Saturday, June 16, 2012

The Difference Between a Flush and a Hot Flash

In the book Fifty Shades of Grey, Anastasia Steele devotes a lot of time to flushing. This is not even close to one of the book’s themes.  I would probably not have noticed this particular feature if I did not have carcinoid cancer.  Skin flushing is a sudden reddening of the face, neck, or upper chest. Flushing is a normal body response that may occur when you are embarrassed, angry, excited, or experiencing some other strong emotion.  In the above book, Anastasia’s flushing is due to these reasons.

I started flushing in my mid-40’s; not very often – maybe once every 2-3 months. It would occur for a few minutes, almost always at mealtimes - either breakfast or lunch.  Since this was a seemingly random occurrence and I was starting to experience perimenopausal symptoms, I thought that the flushing was part of this hormonal change of life.  I could feel burning and the heat flow up to my face.  I could tell I was red even if no one said, as they sometimes did, “Wow Beth, your face is quite red”.  It was clear and noticeable but it only lasted a few minutes and then it would not recur for a few months.  There was no sweating involved, just a stinging/burning feeling, similar to getting slapped.   After a few instances of this flushing- and having some friends say that they don’t think it is from perimenopause - I considered that I might have a food allergy since it only happened around mealtime.  I tried to remember what I had eaten that would cause this flushing but I was not tracking closely. There did not seem to be any trigger foods. 
Below is a picture of me and my Aunt Judy – we had gone to lunch to celebrate her 80th birthday.  This was in 2010, right around the time of my carcinoid diagnosis.  I am clearly red and it is right at lunchtime – a typical occurrence for me.
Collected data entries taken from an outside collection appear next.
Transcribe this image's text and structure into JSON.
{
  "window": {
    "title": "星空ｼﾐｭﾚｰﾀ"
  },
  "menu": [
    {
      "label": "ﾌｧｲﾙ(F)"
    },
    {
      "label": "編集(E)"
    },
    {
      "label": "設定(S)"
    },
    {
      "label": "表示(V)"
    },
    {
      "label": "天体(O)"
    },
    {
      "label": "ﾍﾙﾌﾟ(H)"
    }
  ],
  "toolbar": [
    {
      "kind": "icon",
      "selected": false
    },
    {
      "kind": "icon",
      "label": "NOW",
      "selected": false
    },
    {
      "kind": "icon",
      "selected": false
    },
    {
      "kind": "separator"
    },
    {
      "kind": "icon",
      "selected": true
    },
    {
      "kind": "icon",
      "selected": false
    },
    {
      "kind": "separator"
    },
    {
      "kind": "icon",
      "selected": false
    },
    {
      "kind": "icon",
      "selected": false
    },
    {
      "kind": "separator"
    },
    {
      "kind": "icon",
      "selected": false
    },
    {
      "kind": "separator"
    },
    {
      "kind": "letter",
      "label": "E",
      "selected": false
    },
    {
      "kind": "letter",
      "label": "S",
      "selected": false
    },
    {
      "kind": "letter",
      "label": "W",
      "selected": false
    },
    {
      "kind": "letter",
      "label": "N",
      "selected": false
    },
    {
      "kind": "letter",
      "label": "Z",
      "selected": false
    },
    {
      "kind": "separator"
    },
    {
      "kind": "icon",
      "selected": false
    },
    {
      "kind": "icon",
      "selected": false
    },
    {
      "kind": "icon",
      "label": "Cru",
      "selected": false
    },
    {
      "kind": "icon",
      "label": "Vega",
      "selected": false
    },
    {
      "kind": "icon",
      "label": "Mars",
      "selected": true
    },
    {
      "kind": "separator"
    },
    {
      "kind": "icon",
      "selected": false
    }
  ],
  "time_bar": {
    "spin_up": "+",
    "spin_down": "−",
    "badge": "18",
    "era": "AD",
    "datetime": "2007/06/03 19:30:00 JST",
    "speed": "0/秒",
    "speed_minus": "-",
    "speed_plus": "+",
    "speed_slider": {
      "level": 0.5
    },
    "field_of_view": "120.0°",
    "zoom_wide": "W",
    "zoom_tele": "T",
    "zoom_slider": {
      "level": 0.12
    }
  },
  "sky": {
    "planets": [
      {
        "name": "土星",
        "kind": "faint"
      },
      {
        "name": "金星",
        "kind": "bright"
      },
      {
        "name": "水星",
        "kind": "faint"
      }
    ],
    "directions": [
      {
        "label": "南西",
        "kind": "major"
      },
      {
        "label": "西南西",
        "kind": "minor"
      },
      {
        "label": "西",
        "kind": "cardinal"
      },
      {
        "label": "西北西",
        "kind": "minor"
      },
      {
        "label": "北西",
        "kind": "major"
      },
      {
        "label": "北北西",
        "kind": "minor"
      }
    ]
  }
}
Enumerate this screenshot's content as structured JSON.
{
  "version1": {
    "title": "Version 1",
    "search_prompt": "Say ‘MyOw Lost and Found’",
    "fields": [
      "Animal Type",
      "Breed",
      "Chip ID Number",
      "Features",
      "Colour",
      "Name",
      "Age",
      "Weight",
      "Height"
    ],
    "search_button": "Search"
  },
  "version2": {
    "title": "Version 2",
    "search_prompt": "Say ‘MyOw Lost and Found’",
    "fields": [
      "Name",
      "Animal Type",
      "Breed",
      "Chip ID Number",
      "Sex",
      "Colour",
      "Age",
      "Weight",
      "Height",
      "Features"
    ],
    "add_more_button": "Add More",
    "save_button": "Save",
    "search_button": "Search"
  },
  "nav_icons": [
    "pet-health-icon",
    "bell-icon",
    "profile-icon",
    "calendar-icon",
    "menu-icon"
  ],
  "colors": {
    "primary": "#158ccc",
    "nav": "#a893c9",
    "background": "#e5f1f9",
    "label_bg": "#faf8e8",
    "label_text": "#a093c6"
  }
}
I started taking Sandostatin LAR in January 2011 and I have not had a flushing incident since, at meal or any other times.  I still get red and sweaty at the gym, as I always have. This redness is accompanied by sweating so I do not consider this flushing. 
I did not get the typical menopausal hot flashes until about 12 months ago at age 52.  This feeling is quite different than a flush.  When getting a hot flash, I get immediately sweaty, mostly around my hairline and neck and this can spread so that I feel sweaty all over.  The hot flashes seem to be worse when the weather is warm – i.e., they seem to take a break during the winter.  Hot foods, such as soup and tea can also exacerbate them.  I have moved to iced drinks instead of hot ones.  I also have hot flashes at night and they can disturb my sleep.  There is no flushing or redness associated with my hot flashes.
My ob-gyn said hot flashes can go on for 5-10 years and that it is good to wear layers so you can take them off, have heavy and light blankets on the bed so you can shed them and if you use an electric blanket, make sure it has dual controls.  I feel like my internal thermostat has gone haywire as the hot flashes can happen at any time with no notice.  This is quite normal and all my female friends in the same age range are having some version of this so we can all gripe together.

I think it is important to understand how to recognize flushing versus other symptoms.  Suntans, regular blushing/flushing as described above, rosacea or other conditions might cause you or your health care professional to think you are flushing due to carcinoid when you really may not be.  Alternatively, flushing due to carcinoid can be mixed up with other conditions as well.